Antitumor activity of anti-human CD3×CD19 bispecific antibody (TNB-486 analog) in B-hCD3EDG mice(C). B-hCD19-luc-GFP A20 cells were injected intravenously into B-hCD3EDG mice(C) (female, 9-week-old, n=6). Mice were randomized for treatment when the average bioluminescence signal reached ~10⁶ p/s. The BsAb or PBS was administered intravenously per the dosing scheme. Tumor burden (via bioluminescence imaging) and body weight were monitored twice weekly. (A) Anti-human CD3×CD19 BsAb significantly inhibited the growth of B-hCD19-luc-GFP A20 cells compared to the PBS group. (B) Body weight changes during treatment. Values are expressed as mean ± SEM.

The overage of this tumor model is 40%.   

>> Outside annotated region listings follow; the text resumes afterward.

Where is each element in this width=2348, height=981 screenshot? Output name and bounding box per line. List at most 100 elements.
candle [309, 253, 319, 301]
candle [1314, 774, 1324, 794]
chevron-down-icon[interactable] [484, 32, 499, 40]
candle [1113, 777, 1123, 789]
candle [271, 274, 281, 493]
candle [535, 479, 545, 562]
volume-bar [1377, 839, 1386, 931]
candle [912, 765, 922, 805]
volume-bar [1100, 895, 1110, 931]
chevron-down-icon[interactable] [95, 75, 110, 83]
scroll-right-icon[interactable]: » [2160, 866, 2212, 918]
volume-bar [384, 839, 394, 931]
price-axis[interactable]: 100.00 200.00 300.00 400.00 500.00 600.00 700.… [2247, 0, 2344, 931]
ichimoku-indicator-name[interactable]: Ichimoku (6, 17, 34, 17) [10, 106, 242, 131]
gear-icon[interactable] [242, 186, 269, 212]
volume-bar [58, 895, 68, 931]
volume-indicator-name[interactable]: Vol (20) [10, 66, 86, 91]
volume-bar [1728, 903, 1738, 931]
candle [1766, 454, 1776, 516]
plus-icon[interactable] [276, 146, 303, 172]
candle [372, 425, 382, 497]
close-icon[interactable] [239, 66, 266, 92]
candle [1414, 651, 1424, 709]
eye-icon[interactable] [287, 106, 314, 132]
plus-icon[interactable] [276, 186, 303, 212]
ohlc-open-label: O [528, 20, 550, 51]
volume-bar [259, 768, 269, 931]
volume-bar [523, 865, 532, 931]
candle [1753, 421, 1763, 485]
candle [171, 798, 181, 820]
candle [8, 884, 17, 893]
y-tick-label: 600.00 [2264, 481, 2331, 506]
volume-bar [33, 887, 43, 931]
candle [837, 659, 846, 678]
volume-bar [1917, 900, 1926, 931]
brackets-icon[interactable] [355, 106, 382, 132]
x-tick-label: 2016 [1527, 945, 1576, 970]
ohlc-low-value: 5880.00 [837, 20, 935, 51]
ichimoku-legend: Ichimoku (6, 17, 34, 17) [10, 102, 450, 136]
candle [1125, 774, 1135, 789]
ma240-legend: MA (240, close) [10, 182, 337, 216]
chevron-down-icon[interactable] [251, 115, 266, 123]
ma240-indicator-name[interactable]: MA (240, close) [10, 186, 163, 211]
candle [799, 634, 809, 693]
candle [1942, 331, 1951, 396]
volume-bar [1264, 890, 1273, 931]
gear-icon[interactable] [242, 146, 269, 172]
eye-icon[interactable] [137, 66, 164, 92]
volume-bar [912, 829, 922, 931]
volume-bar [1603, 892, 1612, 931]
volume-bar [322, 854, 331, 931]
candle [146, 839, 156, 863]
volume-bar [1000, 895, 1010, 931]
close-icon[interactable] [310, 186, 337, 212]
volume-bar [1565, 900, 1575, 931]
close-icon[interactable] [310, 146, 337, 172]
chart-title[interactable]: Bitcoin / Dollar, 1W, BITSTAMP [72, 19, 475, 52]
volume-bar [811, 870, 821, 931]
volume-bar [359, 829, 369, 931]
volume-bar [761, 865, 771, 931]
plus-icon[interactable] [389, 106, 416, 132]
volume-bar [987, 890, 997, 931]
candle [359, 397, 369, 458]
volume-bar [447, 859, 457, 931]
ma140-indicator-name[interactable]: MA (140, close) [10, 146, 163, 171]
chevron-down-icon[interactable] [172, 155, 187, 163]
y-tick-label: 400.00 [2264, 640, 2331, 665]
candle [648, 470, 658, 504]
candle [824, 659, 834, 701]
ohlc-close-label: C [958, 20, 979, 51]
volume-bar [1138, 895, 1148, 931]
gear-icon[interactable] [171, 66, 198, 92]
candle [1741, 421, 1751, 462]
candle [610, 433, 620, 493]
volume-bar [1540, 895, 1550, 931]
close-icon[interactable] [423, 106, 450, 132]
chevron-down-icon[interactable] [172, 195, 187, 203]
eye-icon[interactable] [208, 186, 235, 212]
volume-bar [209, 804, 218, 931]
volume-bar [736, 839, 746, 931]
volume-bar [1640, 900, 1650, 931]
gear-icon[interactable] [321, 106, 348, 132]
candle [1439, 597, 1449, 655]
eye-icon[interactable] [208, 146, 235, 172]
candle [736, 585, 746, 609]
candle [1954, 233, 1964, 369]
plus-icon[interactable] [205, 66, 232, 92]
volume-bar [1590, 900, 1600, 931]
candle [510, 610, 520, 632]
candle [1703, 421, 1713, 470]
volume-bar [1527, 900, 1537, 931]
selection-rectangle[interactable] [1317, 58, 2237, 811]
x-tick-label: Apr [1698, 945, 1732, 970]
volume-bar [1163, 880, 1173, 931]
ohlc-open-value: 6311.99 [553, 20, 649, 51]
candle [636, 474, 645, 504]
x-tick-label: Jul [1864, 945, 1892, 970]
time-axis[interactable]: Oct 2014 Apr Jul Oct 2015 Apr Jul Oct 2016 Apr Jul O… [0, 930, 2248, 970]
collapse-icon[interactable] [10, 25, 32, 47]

Antitumor activity of anti-human CD3×CD19 bispecific antibody (TNB-486 analog) in B-hCD3EDG mice(C). B-hCD19-luc-GFP A20 cells were injected intravenously into B-hCD3EDG mice(C) (female, 9-week-old, n=6). Mice were randomized for treatment when the average bioluminescence signal reached ~10⁶ p/s. The BsAb or PBS was administered intravenously per the dosing scheme. Tumor burden (via bioluminescence imaging) and body weight were monitored twice weekly. (C) Raw bioluminescence images. These results indicate that the B-hCD3EDG mice(C) provide a powerful preclinical model for in vivo evaluation of CD3-based antibodies. Values are expressed as mean ± SEM.

Complete blood count (CBC) of B-hCD3EDG mice(C). Values are expressed as mean ± SD.

Biochemical test of B-hCD3EDG mice(C). Values are expressed as mean ± SD.